1

I'm using this dataset to solve a problem ->https://www.kaggle.com/datasets/harlfoxem/housesalesprediction.

I used this code to see repeated values in the column "id": pd.concat(g for _, g in df.groupby("id") if len(g) > 1) and the output is this:

output

what i'm want to do is to compare repeated values, e.g: id 1000102 appear two times, that means it was sold more than once in the range. What I would like to do is take these two entries and compare the sale value in the "price" column to find the biggest variances, but with all the entries. For example sorting from highest to lowest variation.

  • Please show the code as test, not images. Thanks – DialFrost Aug 14 '22 at 05:16
  • Welcome to Stack Overflow! Please, see [Why should I not upload images of code/data/errors when asking a question?](https://meta.stackoverflow.com/q/285551/14627505), and [How do I ask a good question?](https://stackoverflow.com/help/how-to-ask) – Vladimir Fokow Aug 15 '22 at 03:35
  • What would you like your output to be?
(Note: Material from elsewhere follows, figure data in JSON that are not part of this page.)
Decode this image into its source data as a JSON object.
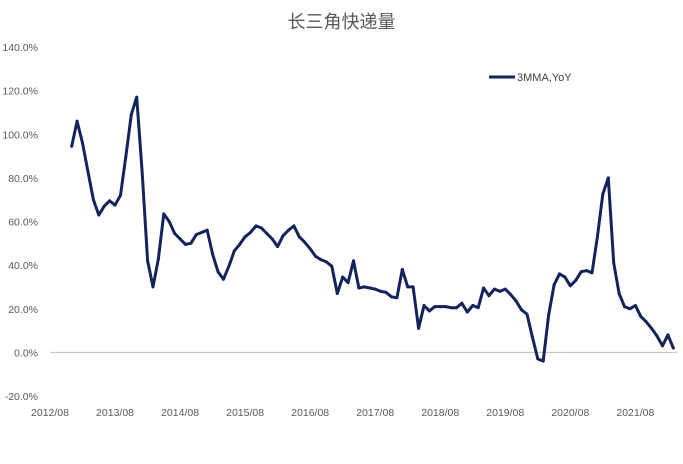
{
  "chart_data": {
    "type": "line",
    "title": "长三角快递量",
    "xlabel": "",
    "ylabel": "",
    "ylim": [
      -20,
      140
    ],
    "y_ticks": [
      -20,
      0,
      20,
      40,
      60,
      80,
      100,
      120,
      140
    ],
    "y_tick_labels": [
      "-20.0%",
      "0.0%",
      "20.0%",
      "40.0%",
      "60.0%",
      "80.0%",
      "100.0%",
      "120.0%",
      "140.0%"
    ],
    "x_tick_labels": [
      "2012/08",
      "2013/08",
      "2014/08",
      "2015/08",
      "2016/08",
      "2017/08",
      "2018/08",
      "2019/08",
      "2020/08",
      "2021/08"
    ],
    "x_first": "2012/08",
    "grid": false,
    "legend_position": "top-right",
    "series": [
      {
        "name": "3MMA,YoY",
        "color": "#14245a",
        "start": "2012/12",
        "values": [
          94.5,
          106,
          96,
          83,
          70,
          63,
          67,
          69.5,
          67.5,
          72,
          90,
          109,
          117,
          83,
          42,
          30,
          43,
          63.5,
          60,
          54.5,
          52,
          49.5,
          50,
          54,
          55,
          56,
          45,
          37,
          33.5,
          39.5,
          46.5,
          49.5,
          53,
          55,
          58,
          57,
          54.5,
          52,
          48.5,
          53.5,
          56,
          58,
          53,
          50.5,
          47.5,
          44,
          42.5,
          41.5,
          39.5,
          27,
          34.5,
          32,
          42,
          29.5,
          30,
          29.5,
          29,
          28,
          27.5,
          25.5,
          25,
          38,
          30,
          30,
          11,
          21.5,
          19,
          21,
          21,
          21,
          20.5,
          20.5,
          22.5,
          18.5,
          21.5,
          20.5,
          29.5,
          26,
          29,
          28,
          29,
          26.5,
          23.5,
          19.5,
          17.5,
          7,
          -3,
          -4,
          17,
          31,
          36,
          34.5,
          30.5,
          33,
          37,
          37.5,
          36.5,
          53,
          72.5,
          80,
          41,
          27,
          21,
          20,
          21.5,
          16.5,
          14,
          11,
          7.5,
          3,
          8,
          2
        ]
      }
    ]
  }
}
The full dataframe with [values in groups sorted](https://stackoverflow.com/q/27842613/14627505)? Or the maximum values (or [minimum](https://stackoverflow.com/q/51074911/14627505)) of each group ([that has length >1](https://stackoverflow.com/a/17945528/14627505))? Please provide an example output that you're after – Vladimir Fokow Aug 15 '22 at 03:42
  • @IsmaelPauchner, no worries - that is exactly why we are giving you advice and not downvoting - with the hope that you learn :) – Vladimir Fokow Aug 15 '22 at 15:28
  • Sorry for the errors, it's my first post. @VladimirFokow As I would like to know if the houses made a profit or loss being sold more than once in the period, what I would like is to make the id's second appearance - its first appearance. For example: with id 1000102, row 2497 in the price column (second appearance) with a value of 300000.0 - row 2496 (first appearance) with a value of 280000.0. The output would be 20000.0. – Ismael Pauchner Aug 15 '22 at 15:29
  • @DialFrost[link](https://colab.research.google.com/drive/1JdxD81fohYT4n6lLI9m7Z3RZLJmU850M?usp=sharing) here's the code that I used. – Ismael Pauchner Aug 15 '22 at 18:00
  • How do you want [rows with 'id' 17602-17604](https://imgur.com/a/0CrpKsv) be handled? This is the only group with 3 elements in it. Also: generally, do you want to get just this difference for each group? – Vladimir Fokow Aug 15 '22 at 20:49

1 Answers1

1

In groups by 'id': from the LAST element subtract the FIRST one. This will be the diff value that corresponds to the 'id' of the group.

diffs = df_2.groupby('id')['price'].agg(lambda x: x.iloc[-1] - x.iloc[0] )
diffs.name = 'diff'

You can aggregate with any function here! For example: lambda x: x.max() - x.min().

If you'd like to join the diffs Series as a column to the df:

df.iloc[:, :3].merge(diffs, left_on='id', right_index=True)

Other

This question provides a better version of leaving only groups with more than 1 element:

df_2 = df.groupby('id').filter(lambda x: len(x) > 1)
Vladimir Fokow
  • 3,728
  • 2
  • 5
  • 27